Liberty Natural Gas LLC has withdrawn its applications to build a liquefied natural gas (LNG) import terminal off the coast of New Jersey but says it has done so to avoid any regulatory confusion over a “substantially revised” project. It plans to refile its applications.

Officials with the Maritime Administration (MARAD) and the U.S. Coast Guard were notified of Liberty’s decision in an April 10 letter from Daron Threet, an attorney with Washington, DC-based law firm Holland & Knight LLP, which is representing the company.

“Liberty has completely redesigned its project, including…scaling down its size from four buoys to two, eliminating the onshore pipeline, changing the project location and configuration to site the project exclusively offshore, and redesigning its construction program and techniques to substantially reduce seabed impacts,” Threet wrote.

“Given these fundamental changes to the project, and in order to avoid confusion regarding the application and the substantially revised program going forward, Liberty hereby withdraws its current application. Liberty will submit a new filing once the new surveys and analyses are complete.”
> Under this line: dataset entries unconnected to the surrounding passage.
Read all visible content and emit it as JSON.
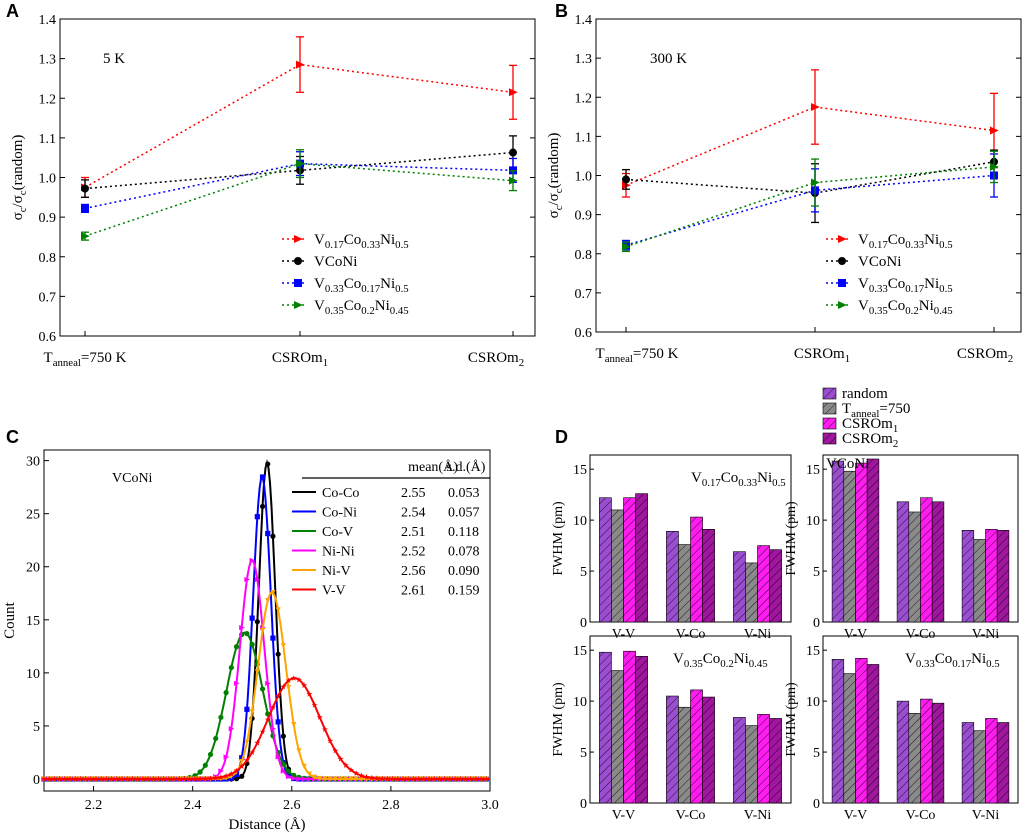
{
  "figure": {
    "panels": [
      "A",
      "B",
      "C",
      "D"
    ]
  },
  "chart_data": [
    {
      "id": "A",
      "type": "line",
      "title": "",
      "annotation": "5 K",
      "ylabel": "σc/σc(random)",
      "categories": [
        "Tanneal=750 K",
        "CSROm1",
        "CSROm2"
      ],
      "ylim": [
        0.6,
        1.4
      ],
      "yticks": [
        "0.6",
        "0.7",
        "0.8",
        "0.9",
        "1.0",
        "1.1",
        "1.2",
        "1.3",
        "1.4"
      ],
      "series": [
        {
          "name": "V0.17Co0.33Ni0.5",
          "color": "#ff0000",
          "marker": "triangle",
          "values": [
            0.975,
            1.285,
            1.215
          ],
          "err": [
            0.025,
            0.07,
            0.068
          ]
        },
        {
          "name": "VCoNi",
          "color": "#000000",
          "marker": "circle",
          "values": [
            0.972,
            1.018,
            1.063
          ],
          "err": [
            0.022,
            0.035,
            0.042
          ]
        },
        {
          "name": "V0.33Co0.17Ni0.5",
          "color": "#0000ff",
          "marker": "square",
          "values": [
            0.922,
            1.035,
            1.018
          ],
          "err": [
            0.01,
            0.03,
            0.03
          ]
        },
        {
          "name": "V0.35Co0.2Ni0.45",
          "color": "#008000",
          "marker": "triangle",
          "values": [
            0.852,
            1.035,
            0.992
          ],
          "err": [
            0.01,
            0.035,
            0.025
          ]
        }
      ]
    },
    {
      "id": "B",
      "type": "line",
      "title": "",
      "annotation": "300 K",
      "ylabel": "σc/σc(random)",
      "categories": [
        "Tanneal=750 K",
        "CSROm1",
        "CSROm2"
      ],
      "ylim": [
        0.6,
        1.4
      ],
      "yticks": [
        "0.6",
        "0.7",
        "0.8",
        "0.9",
        "1.0",
        "1.1",
        "1.2",
        "1.3",
        "1.4"
      ],
      "series": [
        {
          "name": "V0.17Co0.33Ni0.5",
          "color": "#ff0000",
          "marker": "triangle",
          "values": [
            0.975,
            1.175,
            1.115
          ],
          "err": [
            0.03,
            0.095,
            0.095
          ]
        },
        {
          "name": "VCoNi",
          "color": "#000000",
          "marker": "circle",
          "values": [
            0.99,
            0.955,
            1.035
          ],
          "err": [
            0.025,
            0.075,
            0.03
          ]
        },
        {
          "name": "V0.33Co0.17Ni0.5",
          "color": "#0000ff",
          "marker": "square",
          "values": [
            0.822,
            0.962,
            1.0
          ],
          "err": [
            0.012,
            0.055,
            0.055
          ]
        },
        {
          "name": "V0.35Co0.2Ni0.45",
          "color": "#008000",
          "marker": "triangle",
          "values": [
            0.818,
            0.982,
            1.022
          ],
          "err": [
            0.012,
            0.06,
            0.04
          ]
        }
      ]
    },
    {
      "id": "C",
      "type": "line",
      "annotation": "VCoNi",
      "xlabel": "Distance (Å)",
      "ylabel": "Count",
      "xlim": [
        2.1,
        3.0
      ],
      "ylim": [
        0,
        31
      ],
      "xticks": [
        "2.2",
        "2.4",
        "2.6",
        "2.8",
        "3.0"
      ],
      "yticks": [
        "0",
        "5",
        "10",
        "15",
        "20",
        "25",
        "30"
      ],
      "table_headers": [
        "mean(Å)",
        "s.d.(Å)"
      ],
      "series": [
        {
          "name": "Co-Co",
          "color": "#000000",
          "marker": "circle",
          "mean": "2.55",
          "sd": "0.053",
          "mu": 2.55,
          "sigma": 0.0165,
          "peak": 29.8
        },
        {
          "name": "Co-Ni",
          "color": "#0000ff",
          "marker": "square",
          "mean": "2.54",
          "sd": "0.057",
          "mu": 2.54,
          "sigma": 0.0178,
          "peak": 28.5
        },
        {
          "name": "Co-V",
          "color": "#008000",
          "marker": "circle",
          "mean": "2.51",
          "sd": "0.118",
          "mu": 2.505,
          "sigma": 0.0365,
          "peak": 13.8
        },
        {
          "name": "Ni-Ni",
          "color": "#ff00ff",
          "marker": "triangle",
          "mean": "2.52",
          "sd": "0.078",
          "mu": 2.52,
          "sigma": 0.0245,
          "peak": 20.6
        },
        {
          "name": "Ni-V",
          "color": "#ffa500",
          "marker": "tridown",
          "mean": "2.56",
          "sd": "0.090",
          "mu": 2.56,
          "sigma": 0.028,
          "peak": 17.6
        },
        {
          "name": "V-V",
          "color": "#ff0000",
          "marker": "star",
          "mean": "2.61",
          "sd": "0.159",
          "mu": 2.605,
          "sigma": 0.052,
          "peak": 9.5
        }
      ]
    },
    {
      "id": "D",
      "type": "bar",
      "ylabel": "FWHM (pm)",
      "legend": [
        {
          "name": "random",
          "color": "#9b4fd0"
        },
        {
          "name": "Tanneal=750",
          "color": "#8a8a8a"
        },
        {
          "name": "CSROm1",
          "color": "#ff1cf0"
        },
        {
          "name": "CSROm2",
          "color": "#a0169e"
        }
      ],
      "categories": [
        "V-V",
        "V-Co",
        "V-Ni"
      ],
      "ylim": [
        0,
        16
      ],
      "yticks": [
        "0",
        "5",
        "10",
        "15"
      ],
      "subplots": [
        {
          "title": "V0.17Co0.33Ni0.5",
          "values": [
            [
              12.2,
              11.0,
              12.2,
              12.6
            ],
            [
              8.9,
              7.6,
              10.3,
              9.1
            ],
            [
              6.9,
              5.8,
              7.5,
              7.1
            ]
          ]
        },
        {
          "title": "VCoNi",
          "values": [
            [
              15.8,
              14.8,
              15.6,
              16.0
            ],
            [
              11.8,
              10.8,
              12.2,
              11.8
            ],
            [
              9.0,
              8.1,
              9.1,
              9.0
            ]
          ]
        },
        {
          "title": "V0.35Co0.2Ni0.45",
          "values": [
            [
              14.8,
              13.0,
              14.9,
              14.4
            ],
            [
              10.5,
              9.4,
              11.1,
              10.4
            ],
            [
              8.4,
              7.6,
              8.7,
              8.3
            ]
          ]
        },
        {
          "title": "V0.33Co0.17Ni0.5",
          "values": [
            [
              14.1,
              12.7,
              14.2,
              13.6
            ],
            [
              10.0,
              8.8,
              10.2,
              9.8
            ],
            [
              7.9,
              7.1,
              8.3,
              7.9
            ]
          ]
        }
      ]
    }
  ]
}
The Jersey City, NJ-based company had originally proposed building and operating a deepwater port 16.2 miles from the coast, in the New York Bight. The proposed port would have served LNG regasification vessels but would be fully submerged when not in use.

Liberty’s original plans also called for a 9.2-mile onshore pipeline, which would have connected to a submerged pipeline connecting to the port. The onshore pipeline was designed to transport up to 2.4 Bcf/d of gas to markets in New Jersey, New York and other nearby regions. Interconnections with the Texas Eastern Transmission LP and Transcontinental Gas Pipe Line Co. were also planned.

Republican Gov. Chris Christie blocked licensing Liberty’s proposal in February 2011 on the grounds that the project posed too great a risk to the state’s 126-mile shoreline, as well as its tourism, fishing and shellfish industries (see Daily GPI, Feb. 9, 2011).

Liberty had first filed applications with the Federal Energy Regulatory Commission, MARAD and the Coast Guard in 2010 (see Daily GPI, Nov. 3, 2010).

Former proposals to build LNG import terminals off the coast of New Jersey include separate plans by ExxonMobil Corp. and Atlantic Sea Island Group LLC (see Daily GPI, Nov. 22, 2010; July 29, 2010).